A public instance of seqrepo with dated snapshots is available at on dl.biocommons.org.
The easiest way to get a new seqrepo repository is with the command line tool:
$ seqrepo pull
The first invocation will download a complete repository. Subsequent invocations will pull the most recent instance, pulling only incremental sequences.
You can list available snapshots like so:
$ rsync dl.biocommons.org::seqrepo This is the rsync service for tools and data from biocommons.org This service is hosted by Invitae (https://invitae.com/). drwxr-xr-x 4,096 2016/08/31 01:25:54 . dr-xr-xr-x 4,096 2016/08/28 03:25:40 2016-08-27 dr-xr-xr-x 4,096 2016/08/28 15:52:54 2016-08-28
You may mirror the entire seqrepo archive or a specific snapshot, as shown below:
$ rsync -HavP dl.biocommons.org::seqrepo/2016-08-28/ /tmp/seqrepo/2016-08-28/ This is the rsync service for tools and data from biocommons.org This service is hosted by Invitae (https://invitae.com/). receiving incremental file list 2016-08-28/ 2016-08-28/aliases.sqlite3 ...
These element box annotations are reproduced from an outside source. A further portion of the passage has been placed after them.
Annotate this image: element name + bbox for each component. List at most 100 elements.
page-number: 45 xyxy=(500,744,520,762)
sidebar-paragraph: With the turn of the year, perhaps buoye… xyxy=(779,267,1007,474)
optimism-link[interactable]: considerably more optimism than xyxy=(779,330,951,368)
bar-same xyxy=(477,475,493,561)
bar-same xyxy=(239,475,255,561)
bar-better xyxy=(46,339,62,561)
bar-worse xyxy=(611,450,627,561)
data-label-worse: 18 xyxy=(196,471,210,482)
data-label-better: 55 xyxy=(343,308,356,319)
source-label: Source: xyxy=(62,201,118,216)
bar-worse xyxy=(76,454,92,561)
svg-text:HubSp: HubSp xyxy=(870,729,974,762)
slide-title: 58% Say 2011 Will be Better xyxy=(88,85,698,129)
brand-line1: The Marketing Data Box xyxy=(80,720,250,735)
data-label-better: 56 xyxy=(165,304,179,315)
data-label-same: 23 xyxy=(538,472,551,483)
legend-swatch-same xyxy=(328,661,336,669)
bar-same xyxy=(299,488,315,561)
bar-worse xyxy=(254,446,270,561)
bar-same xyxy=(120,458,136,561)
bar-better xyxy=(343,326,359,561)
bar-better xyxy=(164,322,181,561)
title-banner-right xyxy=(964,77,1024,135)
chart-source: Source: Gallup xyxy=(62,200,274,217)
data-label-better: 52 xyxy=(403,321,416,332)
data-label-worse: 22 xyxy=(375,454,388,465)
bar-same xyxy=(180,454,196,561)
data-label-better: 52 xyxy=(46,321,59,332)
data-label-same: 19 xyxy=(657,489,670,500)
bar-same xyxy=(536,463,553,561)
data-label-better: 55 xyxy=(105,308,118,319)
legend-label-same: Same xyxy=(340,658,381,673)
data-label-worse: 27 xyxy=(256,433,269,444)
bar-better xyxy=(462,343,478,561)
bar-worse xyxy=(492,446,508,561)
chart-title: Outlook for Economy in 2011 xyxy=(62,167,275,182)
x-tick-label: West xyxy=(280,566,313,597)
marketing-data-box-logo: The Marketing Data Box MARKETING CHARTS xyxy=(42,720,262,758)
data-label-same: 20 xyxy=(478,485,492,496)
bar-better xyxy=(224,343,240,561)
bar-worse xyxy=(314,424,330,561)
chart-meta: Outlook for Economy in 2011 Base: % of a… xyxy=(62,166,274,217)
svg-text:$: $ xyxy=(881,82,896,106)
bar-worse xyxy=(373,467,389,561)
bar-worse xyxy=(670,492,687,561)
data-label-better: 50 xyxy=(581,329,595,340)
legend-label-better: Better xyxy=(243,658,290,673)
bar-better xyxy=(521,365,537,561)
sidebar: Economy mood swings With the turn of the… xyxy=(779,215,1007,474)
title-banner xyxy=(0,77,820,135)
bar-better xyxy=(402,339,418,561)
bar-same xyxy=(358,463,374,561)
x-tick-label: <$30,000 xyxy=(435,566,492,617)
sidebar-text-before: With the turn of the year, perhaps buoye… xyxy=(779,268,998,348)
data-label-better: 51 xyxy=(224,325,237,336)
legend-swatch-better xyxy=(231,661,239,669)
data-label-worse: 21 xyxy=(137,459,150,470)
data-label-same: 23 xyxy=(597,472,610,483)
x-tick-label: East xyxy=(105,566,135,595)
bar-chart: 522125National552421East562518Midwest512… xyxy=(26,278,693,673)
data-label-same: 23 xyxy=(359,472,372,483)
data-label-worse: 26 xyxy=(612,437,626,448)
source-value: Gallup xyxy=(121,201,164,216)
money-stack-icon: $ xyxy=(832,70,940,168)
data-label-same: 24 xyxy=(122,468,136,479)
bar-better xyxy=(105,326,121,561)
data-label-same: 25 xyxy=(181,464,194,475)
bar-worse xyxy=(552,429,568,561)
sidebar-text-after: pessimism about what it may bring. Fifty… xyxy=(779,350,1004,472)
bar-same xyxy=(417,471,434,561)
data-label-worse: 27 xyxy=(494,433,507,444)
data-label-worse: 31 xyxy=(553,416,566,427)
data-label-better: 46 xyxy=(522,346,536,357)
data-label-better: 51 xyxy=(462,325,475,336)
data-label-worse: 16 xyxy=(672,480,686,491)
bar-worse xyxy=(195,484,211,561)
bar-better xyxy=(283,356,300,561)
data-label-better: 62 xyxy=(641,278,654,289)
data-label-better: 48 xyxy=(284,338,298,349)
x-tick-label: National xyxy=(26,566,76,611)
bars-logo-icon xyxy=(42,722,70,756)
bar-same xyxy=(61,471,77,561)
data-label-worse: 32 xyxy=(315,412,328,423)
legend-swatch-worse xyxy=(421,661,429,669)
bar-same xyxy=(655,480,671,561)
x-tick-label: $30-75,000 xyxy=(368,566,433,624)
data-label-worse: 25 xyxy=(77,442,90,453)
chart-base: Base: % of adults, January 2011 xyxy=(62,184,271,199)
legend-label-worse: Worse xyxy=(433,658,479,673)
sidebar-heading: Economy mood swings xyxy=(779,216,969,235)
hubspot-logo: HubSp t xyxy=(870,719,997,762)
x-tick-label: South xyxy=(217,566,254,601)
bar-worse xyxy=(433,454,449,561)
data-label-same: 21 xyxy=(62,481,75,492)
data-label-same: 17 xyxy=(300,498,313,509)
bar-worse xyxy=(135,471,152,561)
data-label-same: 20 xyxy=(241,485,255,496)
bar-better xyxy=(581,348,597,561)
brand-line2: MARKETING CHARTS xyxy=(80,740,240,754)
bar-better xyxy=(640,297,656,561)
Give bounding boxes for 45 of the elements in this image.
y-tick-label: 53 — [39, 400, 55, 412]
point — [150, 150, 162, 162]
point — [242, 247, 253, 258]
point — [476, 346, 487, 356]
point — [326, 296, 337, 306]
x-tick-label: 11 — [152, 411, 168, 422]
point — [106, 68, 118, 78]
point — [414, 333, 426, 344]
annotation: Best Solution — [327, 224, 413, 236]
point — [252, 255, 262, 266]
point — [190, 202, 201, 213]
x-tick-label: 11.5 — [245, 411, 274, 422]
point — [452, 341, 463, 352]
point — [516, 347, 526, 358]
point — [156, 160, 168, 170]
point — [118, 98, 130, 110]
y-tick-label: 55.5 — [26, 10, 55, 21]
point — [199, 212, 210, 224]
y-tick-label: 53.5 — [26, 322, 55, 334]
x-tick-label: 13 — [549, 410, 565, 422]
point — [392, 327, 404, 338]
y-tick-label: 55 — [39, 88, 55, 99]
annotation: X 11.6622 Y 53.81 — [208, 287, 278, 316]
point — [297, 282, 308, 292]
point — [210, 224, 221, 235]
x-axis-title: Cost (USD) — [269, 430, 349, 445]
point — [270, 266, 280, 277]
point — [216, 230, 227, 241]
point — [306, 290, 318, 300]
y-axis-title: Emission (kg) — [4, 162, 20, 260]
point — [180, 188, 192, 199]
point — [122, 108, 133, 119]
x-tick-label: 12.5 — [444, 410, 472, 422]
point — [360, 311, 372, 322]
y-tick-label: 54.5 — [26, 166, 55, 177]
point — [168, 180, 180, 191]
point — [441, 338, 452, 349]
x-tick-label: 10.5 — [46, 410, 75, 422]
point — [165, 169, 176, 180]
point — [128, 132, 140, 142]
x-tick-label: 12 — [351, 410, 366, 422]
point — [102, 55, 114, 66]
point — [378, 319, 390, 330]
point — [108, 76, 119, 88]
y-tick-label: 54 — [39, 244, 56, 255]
If you have a previous snapshot, you should invoke rsync like this in order to hard link unchanged files:
$ rsync -HavP --link-dest=/tmp/seqrepo/2016-08-27/ dl.biocommons.org::seqrepo/2016-08-28/ /tmp/seqrepo/2016-08-28/
If seqrepo is already installed, you may check the repo status with:
$ seqrepo -d /usr/local/share/seqrepo/2016-08-27 show-status seqrepo 0.2.2 root directory: /home/reece/dl.biocommons.org/seqrepo/2016-08-27/, 7.9 GB backends: fastadir (schema 1), seqaliasdb (schema 1) sequences: 773494 sequences, 93002629585 residues, 188 files aliases: 5572583 aliases, 5473096 current, 9 namespaces, 773494 sequences
For other commands, see the command line documentation.
Note
seqrepo snapshot directories may be moved, renamed, or symlinked as needed. All paths are stored relative to the snapshot root.